71. 前記結合されたＶ_Ｈ ｍＲＮＡ及び／又は前記結合されたＶ_Ｌ ｍＲＮＡは、前記１つ又は複数の捕捉ビーズに結合されている間、Ｖ_Ｈ ｃＤＮＡ及び／又はＶ_Ｌ ｃＤＮＡに逆転写される、請求項６９に記載の方法。
72. 前記Ｖ_Ｈ ｃＤＮＡ及び／又はＶ_Ｌ ｃＤＮＡは、前記１つ又は複数の捕捉ビーズに結合されている間、前記マイクロ流体デバイスから搬出される、請求項７１に記載の方法。
73. 前記配列決定前に前記Ｖ_Ｈ ｃＤＮＡ及び／又は前記Ｖ_Ｌ ｃＤＮＡを増幅することを更に含む、請求項６１又は６２に記載の方法。

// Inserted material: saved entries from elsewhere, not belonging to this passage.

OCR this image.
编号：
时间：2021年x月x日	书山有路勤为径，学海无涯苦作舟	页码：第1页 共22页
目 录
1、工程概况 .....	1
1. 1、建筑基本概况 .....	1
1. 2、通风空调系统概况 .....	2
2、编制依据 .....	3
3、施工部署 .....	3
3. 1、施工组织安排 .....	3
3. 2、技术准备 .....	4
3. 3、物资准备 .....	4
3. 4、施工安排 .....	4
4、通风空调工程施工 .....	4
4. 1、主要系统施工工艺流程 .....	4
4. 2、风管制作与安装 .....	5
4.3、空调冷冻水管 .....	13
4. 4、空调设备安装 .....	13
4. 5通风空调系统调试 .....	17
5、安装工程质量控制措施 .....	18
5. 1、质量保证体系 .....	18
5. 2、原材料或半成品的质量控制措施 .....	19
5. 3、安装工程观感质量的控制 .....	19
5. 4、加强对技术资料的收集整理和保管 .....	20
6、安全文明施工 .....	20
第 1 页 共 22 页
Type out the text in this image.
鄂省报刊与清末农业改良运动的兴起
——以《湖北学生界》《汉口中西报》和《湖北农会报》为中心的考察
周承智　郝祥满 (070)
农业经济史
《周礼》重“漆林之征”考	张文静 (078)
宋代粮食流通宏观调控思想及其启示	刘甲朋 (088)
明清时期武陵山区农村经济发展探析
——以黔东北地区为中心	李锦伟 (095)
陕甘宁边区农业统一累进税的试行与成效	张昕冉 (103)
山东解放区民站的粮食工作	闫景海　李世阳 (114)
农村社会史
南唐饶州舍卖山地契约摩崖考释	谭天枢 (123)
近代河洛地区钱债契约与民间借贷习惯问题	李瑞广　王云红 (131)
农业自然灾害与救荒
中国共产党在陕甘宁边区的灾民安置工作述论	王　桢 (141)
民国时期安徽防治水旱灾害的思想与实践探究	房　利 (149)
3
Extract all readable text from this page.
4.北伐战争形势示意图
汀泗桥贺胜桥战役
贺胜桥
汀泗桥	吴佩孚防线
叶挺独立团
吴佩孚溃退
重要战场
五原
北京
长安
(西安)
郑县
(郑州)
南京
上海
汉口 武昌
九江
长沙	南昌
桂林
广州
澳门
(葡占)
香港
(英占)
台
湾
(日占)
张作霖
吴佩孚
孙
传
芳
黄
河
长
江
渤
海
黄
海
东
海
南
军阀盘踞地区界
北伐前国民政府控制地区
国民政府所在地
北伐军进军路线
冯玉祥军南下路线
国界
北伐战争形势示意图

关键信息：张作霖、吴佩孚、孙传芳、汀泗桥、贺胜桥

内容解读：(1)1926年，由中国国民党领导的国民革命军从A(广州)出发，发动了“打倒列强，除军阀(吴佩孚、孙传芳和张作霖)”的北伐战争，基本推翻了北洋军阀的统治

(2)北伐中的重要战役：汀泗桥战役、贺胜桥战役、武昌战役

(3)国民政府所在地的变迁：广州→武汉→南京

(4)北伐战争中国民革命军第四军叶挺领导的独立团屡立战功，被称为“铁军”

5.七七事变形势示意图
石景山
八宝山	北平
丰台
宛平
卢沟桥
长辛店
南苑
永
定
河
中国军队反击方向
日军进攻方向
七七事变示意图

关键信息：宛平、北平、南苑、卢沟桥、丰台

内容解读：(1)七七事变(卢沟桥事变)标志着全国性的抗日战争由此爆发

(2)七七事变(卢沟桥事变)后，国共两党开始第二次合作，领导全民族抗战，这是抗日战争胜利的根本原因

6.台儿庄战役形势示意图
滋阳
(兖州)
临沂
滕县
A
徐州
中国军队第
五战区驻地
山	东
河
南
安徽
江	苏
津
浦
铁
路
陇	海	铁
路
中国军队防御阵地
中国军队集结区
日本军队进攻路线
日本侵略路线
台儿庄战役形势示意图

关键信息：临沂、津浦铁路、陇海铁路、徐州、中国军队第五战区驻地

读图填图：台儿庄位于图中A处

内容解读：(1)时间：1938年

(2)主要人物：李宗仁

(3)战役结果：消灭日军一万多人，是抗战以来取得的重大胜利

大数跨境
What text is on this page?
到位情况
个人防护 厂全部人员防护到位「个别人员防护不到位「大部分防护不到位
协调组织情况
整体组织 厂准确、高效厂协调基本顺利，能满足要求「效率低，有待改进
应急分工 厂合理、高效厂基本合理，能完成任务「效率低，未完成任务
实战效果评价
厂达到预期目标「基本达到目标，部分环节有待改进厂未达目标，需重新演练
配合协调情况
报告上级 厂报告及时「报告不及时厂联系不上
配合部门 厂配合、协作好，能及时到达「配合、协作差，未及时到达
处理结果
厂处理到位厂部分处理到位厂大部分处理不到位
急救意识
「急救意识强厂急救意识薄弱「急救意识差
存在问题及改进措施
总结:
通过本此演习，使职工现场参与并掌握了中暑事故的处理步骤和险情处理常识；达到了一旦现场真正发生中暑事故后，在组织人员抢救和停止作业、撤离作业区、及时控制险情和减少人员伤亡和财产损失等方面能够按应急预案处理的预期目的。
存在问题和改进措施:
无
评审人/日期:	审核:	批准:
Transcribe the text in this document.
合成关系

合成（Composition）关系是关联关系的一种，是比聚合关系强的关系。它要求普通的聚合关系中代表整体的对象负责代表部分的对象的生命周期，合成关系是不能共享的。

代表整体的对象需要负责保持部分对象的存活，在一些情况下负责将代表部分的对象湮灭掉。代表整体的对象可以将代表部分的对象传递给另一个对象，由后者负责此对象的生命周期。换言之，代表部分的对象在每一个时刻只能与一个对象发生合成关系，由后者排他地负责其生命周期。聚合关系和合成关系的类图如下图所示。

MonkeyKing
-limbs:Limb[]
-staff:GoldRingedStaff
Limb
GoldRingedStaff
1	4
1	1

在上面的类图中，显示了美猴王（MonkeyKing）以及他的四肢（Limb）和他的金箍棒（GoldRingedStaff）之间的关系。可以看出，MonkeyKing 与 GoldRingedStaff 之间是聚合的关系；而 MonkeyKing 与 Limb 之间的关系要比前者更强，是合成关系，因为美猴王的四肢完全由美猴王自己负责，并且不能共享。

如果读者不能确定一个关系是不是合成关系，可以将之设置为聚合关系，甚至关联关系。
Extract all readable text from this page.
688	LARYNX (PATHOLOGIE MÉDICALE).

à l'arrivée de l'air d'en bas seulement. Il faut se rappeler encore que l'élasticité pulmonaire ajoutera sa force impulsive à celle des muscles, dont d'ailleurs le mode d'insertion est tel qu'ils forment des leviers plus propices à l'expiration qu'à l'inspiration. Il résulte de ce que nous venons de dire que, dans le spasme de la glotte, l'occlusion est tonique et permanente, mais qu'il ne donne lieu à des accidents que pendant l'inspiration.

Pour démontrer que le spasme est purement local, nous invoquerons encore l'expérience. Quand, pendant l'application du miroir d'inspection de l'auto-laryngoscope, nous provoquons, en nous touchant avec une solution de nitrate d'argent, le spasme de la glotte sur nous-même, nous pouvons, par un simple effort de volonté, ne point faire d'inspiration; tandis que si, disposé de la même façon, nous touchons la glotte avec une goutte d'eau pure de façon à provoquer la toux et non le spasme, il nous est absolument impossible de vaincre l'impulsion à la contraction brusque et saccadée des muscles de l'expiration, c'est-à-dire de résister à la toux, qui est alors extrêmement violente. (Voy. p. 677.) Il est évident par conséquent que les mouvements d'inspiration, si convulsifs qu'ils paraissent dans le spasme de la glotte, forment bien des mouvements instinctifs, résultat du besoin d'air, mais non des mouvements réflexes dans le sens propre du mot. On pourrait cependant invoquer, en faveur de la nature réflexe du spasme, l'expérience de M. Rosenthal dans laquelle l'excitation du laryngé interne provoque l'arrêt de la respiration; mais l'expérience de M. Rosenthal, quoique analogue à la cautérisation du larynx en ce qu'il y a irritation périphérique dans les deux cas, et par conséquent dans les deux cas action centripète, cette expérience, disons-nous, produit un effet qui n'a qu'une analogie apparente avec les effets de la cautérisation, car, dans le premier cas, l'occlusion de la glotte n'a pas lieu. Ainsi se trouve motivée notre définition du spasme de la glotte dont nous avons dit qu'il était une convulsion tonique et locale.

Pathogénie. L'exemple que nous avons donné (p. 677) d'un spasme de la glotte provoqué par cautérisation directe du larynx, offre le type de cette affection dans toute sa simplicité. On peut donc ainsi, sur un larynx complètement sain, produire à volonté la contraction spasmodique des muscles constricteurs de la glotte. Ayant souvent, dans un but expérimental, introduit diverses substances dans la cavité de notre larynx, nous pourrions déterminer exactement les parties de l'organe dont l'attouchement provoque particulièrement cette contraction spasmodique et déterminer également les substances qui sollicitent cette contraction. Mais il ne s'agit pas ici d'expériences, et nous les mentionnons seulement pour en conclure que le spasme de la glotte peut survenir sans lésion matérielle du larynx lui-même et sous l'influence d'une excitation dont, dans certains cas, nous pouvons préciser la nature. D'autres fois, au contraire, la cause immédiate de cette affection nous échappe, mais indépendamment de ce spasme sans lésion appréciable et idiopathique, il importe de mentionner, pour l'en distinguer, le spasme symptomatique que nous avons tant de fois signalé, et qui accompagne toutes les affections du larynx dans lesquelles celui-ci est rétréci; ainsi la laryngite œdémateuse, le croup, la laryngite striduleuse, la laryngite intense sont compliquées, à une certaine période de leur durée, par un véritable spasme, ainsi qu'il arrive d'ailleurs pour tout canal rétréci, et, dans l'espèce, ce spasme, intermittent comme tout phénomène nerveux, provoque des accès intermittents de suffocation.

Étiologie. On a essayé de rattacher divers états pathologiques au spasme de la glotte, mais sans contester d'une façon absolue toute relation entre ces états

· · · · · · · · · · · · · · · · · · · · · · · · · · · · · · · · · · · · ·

74. 前記増幅することは、前記Ｂ細胞リンパ球から単離された前記逆転写されたｍＲＮＡにおいて、Ｖ_Ｈ ｃＤＮＡ及び／又はＶ_Ｌ ｃＤＮＡ又はその断片の表現を増大させることを含む、請求項７３に記載の方法。
75. 前記増幅することは、
    前記Ｂ細胞リンパ球から単離された前記逆転写されたｍＲＮＡにおいて、Ｖ_Ｈ ｃＤＮＡ及び／又はＶ_Ｌ ｃＤＮＡ又はその断片の前記表現を増大させる増幅の第１のラウンドと、
    前記第１のラウンドにおいて増幅されたＶ_Ｈ ｃＤＮＡ及び／又はＶ_Ｌ ｃＤＮＡ又はその断片にバーコード配列を導入する増幅の第２のラウンドと
    を含む、請求項７４に記載の方法。